Here they built redwood structures, including two cannon-fortified blockhouses and a well that provided emergency water for the settlement.
They also constructed the first Russian Orthodox Chapel south of Alaska and built four other buildings. Besides killing sea mammals (they were the human equivalent of British Petroleum), the Russians also concentrated on agriculture, which turned out to be a mistake since the combination of nasty coastal weather and farming inexperience made their efforts futile. Soon, the ocean had been over-hunted and there were less sea mammals to execute. Finally, in 1841, the Russian-American Company sold the property to none other than “Mr. Gold Rush” himself, John Sutter.
In 1906, the state of California acquired the site, and it is now one of the oldest state parks in the California system. Since Kim and Mary (who we were visiting in Bodega Bay for the weekend) along with Tracy and I had never visited here, we decided to drive up the coast on an incredibly warm June day.
We actually first drove past Fort Ross about 13 miles on our way to the first stop of the day, the Kruse Rhododendron State Natural Reserve. Edward P. Kruse donated the land to the people of California in 1933 as a living memorial to his father, who was the founder of San Francisco’s German Bank. The park comprises 317 acres that includes second-growth redwoods, Douglas Fir, Grand Firs, Tanoaks, and according to its website, “a plethora of rhododendrons.
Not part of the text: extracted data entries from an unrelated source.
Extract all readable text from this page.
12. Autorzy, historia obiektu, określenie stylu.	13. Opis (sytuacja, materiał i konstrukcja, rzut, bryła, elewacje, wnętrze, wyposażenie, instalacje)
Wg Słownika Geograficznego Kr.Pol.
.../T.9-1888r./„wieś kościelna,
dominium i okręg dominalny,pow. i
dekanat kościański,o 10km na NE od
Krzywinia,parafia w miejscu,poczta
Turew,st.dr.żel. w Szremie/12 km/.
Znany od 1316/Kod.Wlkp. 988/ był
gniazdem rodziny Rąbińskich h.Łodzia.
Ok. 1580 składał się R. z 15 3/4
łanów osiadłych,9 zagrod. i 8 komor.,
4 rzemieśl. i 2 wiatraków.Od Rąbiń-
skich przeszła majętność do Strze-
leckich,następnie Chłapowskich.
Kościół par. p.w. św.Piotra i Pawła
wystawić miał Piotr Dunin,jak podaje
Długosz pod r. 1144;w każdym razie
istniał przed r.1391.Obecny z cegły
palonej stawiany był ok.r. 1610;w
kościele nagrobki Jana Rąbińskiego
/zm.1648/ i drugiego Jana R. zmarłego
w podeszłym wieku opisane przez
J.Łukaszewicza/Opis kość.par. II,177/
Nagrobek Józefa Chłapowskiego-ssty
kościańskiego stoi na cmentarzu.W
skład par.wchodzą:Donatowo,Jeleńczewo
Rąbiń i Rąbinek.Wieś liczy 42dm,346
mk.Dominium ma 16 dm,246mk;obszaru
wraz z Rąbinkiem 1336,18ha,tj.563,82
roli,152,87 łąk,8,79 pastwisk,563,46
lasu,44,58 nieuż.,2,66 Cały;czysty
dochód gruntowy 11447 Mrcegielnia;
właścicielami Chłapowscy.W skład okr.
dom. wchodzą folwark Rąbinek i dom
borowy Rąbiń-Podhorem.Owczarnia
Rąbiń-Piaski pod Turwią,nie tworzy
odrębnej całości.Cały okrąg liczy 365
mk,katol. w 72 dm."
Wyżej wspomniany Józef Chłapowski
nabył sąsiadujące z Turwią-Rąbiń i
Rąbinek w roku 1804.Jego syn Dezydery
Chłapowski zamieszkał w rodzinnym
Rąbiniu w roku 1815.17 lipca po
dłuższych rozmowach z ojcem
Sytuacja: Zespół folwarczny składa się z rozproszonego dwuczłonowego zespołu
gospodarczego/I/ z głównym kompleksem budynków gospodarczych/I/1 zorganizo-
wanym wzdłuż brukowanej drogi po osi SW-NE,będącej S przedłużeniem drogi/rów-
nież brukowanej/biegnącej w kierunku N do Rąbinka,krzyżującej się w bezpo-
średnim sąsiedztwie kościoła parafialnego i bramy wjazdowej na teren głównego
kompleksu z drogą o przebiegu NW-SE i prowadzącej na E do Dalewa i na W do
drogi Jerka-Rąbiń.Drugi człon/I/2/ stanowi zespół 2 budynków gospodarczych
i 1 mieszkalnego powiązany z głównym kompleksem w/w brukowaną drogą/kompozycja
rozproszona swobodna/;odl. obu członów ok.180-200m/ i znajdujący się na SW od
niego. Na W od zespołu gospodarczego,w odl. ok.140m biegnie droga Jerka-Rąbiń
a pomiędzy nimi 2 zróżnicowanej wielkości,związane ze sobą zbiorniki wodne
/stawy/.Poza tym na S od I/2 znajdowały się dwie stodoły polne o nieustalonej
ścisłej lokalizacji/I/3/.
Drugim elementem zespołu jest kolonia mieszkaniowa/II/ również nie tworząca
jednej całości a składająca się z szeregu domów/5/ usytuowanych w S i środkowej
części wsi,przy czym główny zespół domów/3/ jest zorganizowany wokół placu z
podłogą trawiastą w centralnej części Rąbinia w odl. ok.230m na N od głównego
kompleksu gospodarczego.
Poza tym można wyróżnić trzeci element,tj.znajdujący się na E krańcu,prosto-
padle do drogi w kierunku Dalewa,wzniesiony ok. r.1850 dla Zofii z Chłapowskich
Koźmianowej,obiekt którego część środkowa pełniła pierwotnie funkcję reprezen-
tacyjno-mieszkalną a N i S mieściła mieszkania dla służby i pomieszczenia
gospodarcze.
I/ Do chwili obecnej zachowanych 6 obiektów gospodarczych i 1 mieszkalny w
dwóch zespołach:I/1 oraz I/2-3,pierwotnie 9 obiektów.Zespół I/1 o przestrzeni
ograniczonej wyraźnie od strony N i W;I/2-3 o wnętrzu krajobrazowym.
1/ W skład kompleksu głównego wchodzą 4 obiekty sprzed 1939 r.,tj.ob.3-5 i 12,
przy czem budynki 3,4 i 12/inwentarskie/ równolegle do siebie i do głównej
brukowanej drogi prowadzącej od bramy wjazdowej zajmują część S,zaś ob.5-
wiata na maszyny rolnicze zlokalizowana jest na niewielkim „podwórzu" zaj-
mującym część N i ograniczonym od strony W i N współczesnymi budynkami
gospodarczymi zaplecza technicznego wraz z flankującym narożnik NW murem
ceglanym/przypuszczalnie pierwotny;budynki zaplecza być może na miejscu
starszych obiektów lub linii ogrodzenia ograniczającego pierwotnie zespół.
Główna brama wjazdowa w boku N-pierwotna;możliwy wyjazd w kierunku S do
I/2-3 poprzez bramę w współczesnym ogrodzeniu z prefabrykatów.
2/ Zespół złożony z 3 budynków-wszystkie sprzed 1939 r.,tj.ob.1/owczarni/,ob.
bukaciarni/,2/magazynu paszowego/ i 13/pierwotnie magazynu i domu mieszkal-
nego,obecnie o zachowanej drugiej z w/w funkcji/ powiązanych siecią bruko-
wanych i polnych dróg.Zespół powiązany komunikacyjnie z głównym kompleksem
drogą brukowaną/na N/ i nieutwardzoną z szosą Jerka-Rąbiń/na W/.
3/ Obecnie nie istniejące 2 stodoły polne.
Each May these spectacular flowers burst into bloom and color the deep green of the forest with brilliant pink blossoms.”
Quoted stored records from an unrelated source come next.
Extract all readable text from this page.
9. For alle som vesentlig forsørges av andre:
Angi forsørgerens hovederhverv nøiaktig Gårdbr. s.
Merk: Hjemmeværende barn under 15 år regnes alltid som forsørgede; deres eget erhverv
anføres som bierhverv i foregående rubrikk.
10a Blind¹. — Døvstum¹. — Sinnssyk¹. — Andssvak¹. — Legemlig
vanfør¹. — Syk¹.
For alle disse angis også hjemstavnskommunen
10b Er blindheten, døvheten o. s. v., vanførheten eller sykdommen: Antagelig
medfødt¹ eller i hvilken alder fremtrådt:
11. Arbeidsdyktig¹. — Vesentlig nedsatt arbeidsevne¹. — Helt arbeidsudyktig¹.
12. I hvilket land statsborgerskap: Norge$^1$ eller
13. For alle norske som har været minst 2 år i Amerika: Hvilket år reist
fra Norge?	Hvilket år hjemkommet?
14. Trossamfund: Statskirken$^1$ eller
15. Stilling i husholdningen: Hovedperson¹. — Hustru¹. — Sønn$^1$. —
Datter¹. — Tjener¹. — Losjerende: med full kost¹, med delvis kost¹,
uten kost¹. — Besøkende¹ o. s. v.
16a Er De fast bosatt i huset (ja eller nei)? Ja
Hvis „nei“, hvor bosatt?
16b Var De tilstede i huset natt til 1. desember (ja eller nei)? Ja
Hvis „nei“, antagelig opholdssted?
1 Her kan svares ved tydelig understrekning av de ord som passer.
Sadly, as is the case when I try to find a place for flowers, there were hardly any rhododendrons left. It was a very nice hike, however, and finally we did come upon a lonely rhododendron. I almost broke into the song, “Where Have All The Flowers Gone,” but I knew Tracy would probably sing back to me, “You Don’t Send Me Flowers, Anymore,” and since neither of us can sing, I thought better of the idea.
Back in the car, the gang made a quick stop at Stump Beach, a remote, yet lovely setting.
Finally, we made it back to Fort Ross. For anyone who has ever followed our adventures, the four of us have been known to take a wine break during the day, so we found a picnic site (that definitely needs some TLC), where Mary broke out a picnic of wine, crackers, cheese and salami. We even had a little friend at a nearby picnic table who helped us eat some crackers. We did not offer him any wine, however.
The four of us spent about 45 minutes roaming the grounds and buildings of Fort Ross.
This turned out to be a really unexpected pleasure, and Kim said he was happy we visited because it gives him another place to show visitors when they come to Bodega Bay.
On the way back down the coast, we stopped into the small town of Bodega (five miles south of Bodega Bay), where there is another interesting historical sight, albeit “fake history.” In Bodega, there are a couple of buildings that are very familiar to those who might be frightened of our fine feathered friends thanks to one Mr. Alfred Hitchcock. That’s because Hitchcock utilized Bodega and Bodega Bay as the backdrop for his 1963 film, The Birds.
He used the 150-year-old Potter School as an exterior where all those terrified kids fled from when the birds attacked. St. Theresa’s Catholic Church was also seen briefly during the movie and was made even more famous by the fact that it was photographed by Ansel Adams. No birds (or humans) were injured while I took these photos.
That was enough for this busy day, because it was now time to get back to the house for dinner and some more delicious wine from Sonoma County. If you are ever in the Sonoma Coast region, I strongly urge you make a stop at Fort Ross, and if the rhododendrons are blooming, the Kruse Rhododendron State Natural Reserve. Be careful of the birds, however. They’re watching you.
Fort Ross State Historic Park
19005 Coast Highway One
Jenner, CA 95450
Open: Friday, Saturday and Sunday only
Hours: 1/2 hour before sunrise to 1/2 hour after sunset
Cost: $8 per car
Kruse Rhododendron State Natural Reserve
Cazadero, California 95421
Directions: From Bodega Bay, it is a little more than a 30 mile drive north. Look for Kruse Ranch Road and make a right. Look for the parking area.